When he left, she pushed her knees into her stomach to stop it from convulsing and drew the quilt over her shoulders, imagining that the weight of it was Harry's arms around her.

*

He was still in class when she got back. As soon the bell clanged for lunch, Harry raced up the stairs to the Head Girl's chambers. The door was locked. He called her name several times, then pointed his wand at it.

The door opened to chaos. Books with pages ripped in half, quills and mauled parchment, a china jewellery box shattered into fine shards, picture frames thrown against the dresser with their photographs wrenched out of them--the floor belonged to broken things. But he saw it all in a blur, his heart and eyes focused elsewhere.
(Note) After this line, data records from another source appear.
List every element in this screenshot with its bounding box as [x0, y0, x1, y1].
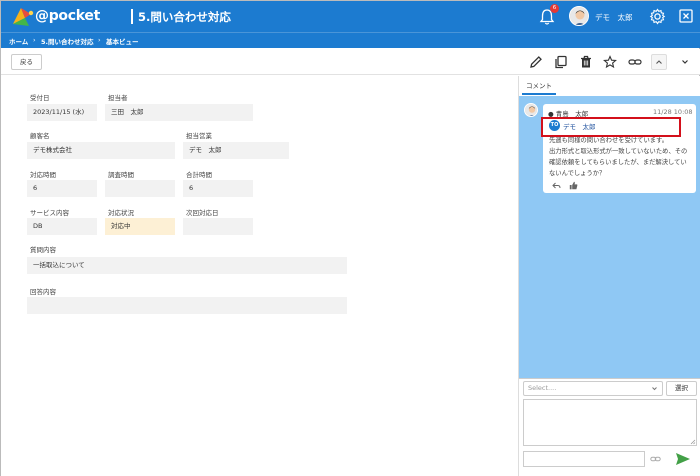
title-divider [131, 9, 133, 24]
breadcrumb-view: 基本ビュー [106, 38, 139, 46]
comment-text-line: 出力形式と取込形式が一致していないため、その [549, 148, 688, 155]
answer-field[interactable] [27, 297, 347, 314]
total-time-label: 合計時間 [186, 171, 212, 179]
top-header: @pocket 5.問い合わせ対応 6 デモ 太郎 [1, 1, 700, 32]
assignee-label: 担当者 [108, 94, 128, 102]
recipient-select[interactable]: Select.... [523, 381, 663, 396]
logout-icon[interactable] [679, 9, 693, 23]
chevron-down-icon[interactable] [650, 384, 659, 393]
status-label: 対応状況 [108, 209, 134, 217]
attach-link-icon[interactable] [650, 454, 661, 464]
select-button[interactable]: 選択 [666, 381, 697, 396]
received-date-field[interactable]: 2023/11/15 (水) [27, 104, 97, 121]
highlight-box [541, 117, 681, 137]
breadcrumb-app[interactable]: 5.問い合わせ対応 [41, 36, 94, 46]
question-label: 質問内容 [30, 246, 56, 254]
pencil-icon[interactable] [529, 55, 543, 69]
total-time-field[interactable]: 6 [183, 180, 253, 197]
comment-text-line: ないんでしょうか？ [549, 170, 606, 177]
next-date-field[interactable] [183, 218, 253, 235]
chevron-down-icon[interactable] [678, 55, 692, 69]
resize-handle-icon[interactable] [689, 438, 696, 445]
gear-icon[interactable] [649, 8, 666, 25]
assignee-field[interactable]: 三田 太郎 [105, 104, 253, 121]
breadcrumb-separator: › [33, 36, 36, 44]
user-name[interactable]: デモ 太郎 [595, 12, 633, 23]
handling-time-field[interactable]: 6 [27, 180, 97, 197]
breadcrumb: ホーム › 5.問い合わせ対応 › 基本ビュー [1, 32, 700, 48]
comment-time: 11/28 10:08 [653, 108, 693, 116]
attachment-field[interactable] [523, 451, 645, 467]
customer-label: 顧客名 [30, 132, 50, 140]
commenter-avatar[interactable] [524, 103, 538, 117]
sales-rep-field[interactable]: デモ 太郎 [183, 142, 289, 159]
customer-field[interactable]: デモ株式会社 [27, 142, 175, 159]
record-toolbar: 戻る [1, 49, 700, 75]
tab-comment[interactable]: コメント [522, 79, 556, 95]
send-icon[interactable] [675, 452, 691, 466]
question-field[interactable]: 一括取込について [27, 257, 347, 274]
research-time-field[interactable] [105, 180, 175, 197]
breadcrumb-home[interactable]: ホーム [9, 36, 28, 46]
notification-badge: 6 [550, 4, 559, 13]
answer-label: 回答内容 [30, 288, 56, 296]
comment-text-line: 確認依頼をしてもらいましたが、まだ解決してい [549, 159, 687, 166]
collapse-button[interactable] [651, 54, 667, 70]
thumbs-up-icon[interactable] [569, 181, 578, 190]
handling-time-label: 対応時間 [30, 171, 56, 179]
received-date-label: 受付日 [30, 94, 50, 102]
chevron-up-icon [656, 60, 662, 64]
comment-text-line: 先週も同様の問い合わせを受けています。 [549, 137, 669, 144]
breadcrumb-separator: › [98, 36, 101, 44]
user-avatar[interactable] [569, 6, 589, 26]
record-form: 受付日 2023/11/15 (水) 担当者 三田 太郎 顧客名 デモ株式会社 … [1, 76, 518, 476]
star-icon[interactable] [603, 55, 617, 69]
service-label: サービス内容 [30, 209, 69, 217]
next-date-label: 次回対応日 [186, 209, 219, 217]
back-button[interactable]: 戻る [11, 54, 42, 70]
trash-icon[interactable] [579, 55, 593, 69]
reply-icon[interactable] [552, 181, 561, 190]
logo-text[interactable]: @pocket [35, 8, 100, 24]
comment-textarea[interactable] [523, 399, 697, 446]
copy-icon[interactable] [554, 55, 568, 69]
sales-rep-label: 担当営業 [186, 132, 212, 140]
service-field[interactable]: DB [27, 218, 97, 235]
link-icon[interactable] [628, 55, 642, 69]
status-field[interactable]: 対応中 [105, 218, 175, 235]
page-title: 5.問い合わせ対応 [138, 10, 231, 24]
research-time-label: 調査時間 [108, 171, 134, 179]
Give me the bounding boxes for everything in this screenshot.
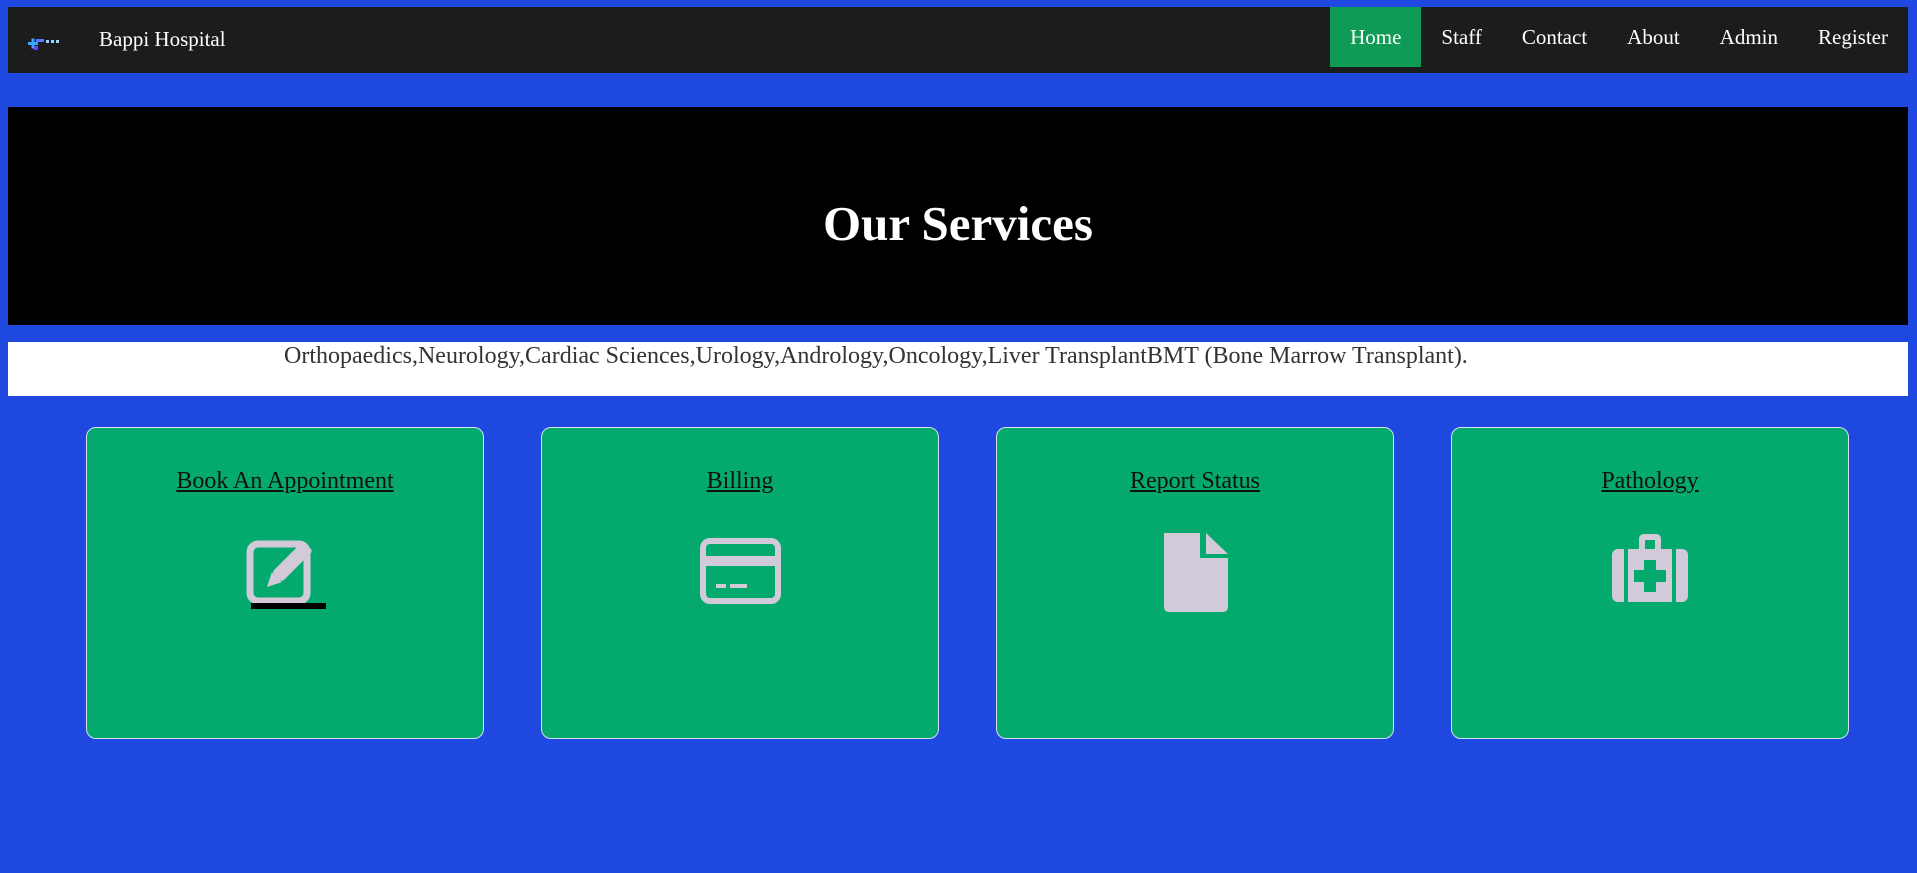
appointment-card[interactable]: Book An Appointment	[86, 427, 484, 739]
file-icon[interactable]	[1153, 529, 1237, 613]
nav-staff-link[interactable]: Staff	[1421, 7, 1501, 67]
navbar: Bappi Hospital Home Staff Contact About …	[8, 7, 1908, 73]
edit-icon[interactable]	[243, 529, 327, 613]
hero-banner: Our Services	[8, 107, 1908, 325]
billing-link[interactable]: Billing	[542, 467, 938, 495]
nav-admin-link[interactable]: Admin	[1700, 7, 1798, 67]
brand-name[interactable]: Bappi Hospital	[99, 27, 226, 51]
services-list-text: Orthopaedics,Neurology,Cardiac Sciences,…	[284, 343, 1468, 369]
billing-card[interactable]: Billing	[541, 427, 939, 739]
page-title: Our Services	[823, 196, 1093, 251]
services-strip: Orthopaedics,Neurology,Cardiac Sciences,…	[8, 342, 1908, 396]
report-status-link[interactable]: Report Status	[997, 467, 1393, 495]
main-navigation: Home Staff Contact About Admin Register	[1330, 7, 1908, 67]
nav-contact-link[interactable]: Contact	[1502, 7, 1607, 67]
medical-kit-icon[interactable]	[1608, 529, 1692, 613]
nav-about-link[interactable]: About	[1607, 7, 1700, 67]
pathology-card[interactable]: Pathology	[1451, 427, 1849, 739]
hospital-logo-icon[interactable]	[24, 31, 72, 53]
pathology-link[interactable]: Pathology	[1452, 467, 1848, 495]
appointment-link[interactable]: Book An Appointment	[87, 467, 483, 495]
report-status-card[interactable]: Report Status	[996, 427, 1394, 739]
credit-card-icon[interactable]	[698, 529, 782, 613]
nav-home-link[interactable]: Home	[1330, 7, 1422, 67]
nav-register-link[interactable]: Register	[1798, 7, 1908, 67]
She huddled in her slip on the armchair facing her bed, swiping at her hair which blew in her face. The curtain swelled behind her, its long arms wailing. The scent of pine from the grounds below hung cloyingly sweet and heavy in the room. Absently, he lifted a red glass globe from the floor, her prized paperweight, and set it back on the pile of parchment threatening to scatter in the wind. Then he crossed the room and sat down on the bed facing her. She looked up, raising her face from her knees, her eyes ringed a pale, exhausted purple.

He held out his arms almost out of reflex, because there was nothing else he could do or knew how to do. She tumbled into them. Out in the grounds, the wind tugged and tugged at bare brittle branches hanging desperately onto trees that could no longer nourish them, until the wood gave way and fell with a crack and wail to rest on the damp ground. It wasn't that she'd become smaller and he'd grown tall, it was just that they'd grown into each other, pared into shape by all the years behind them, and the darker ones waiting ahead.

Neither cared much about being able to breathe.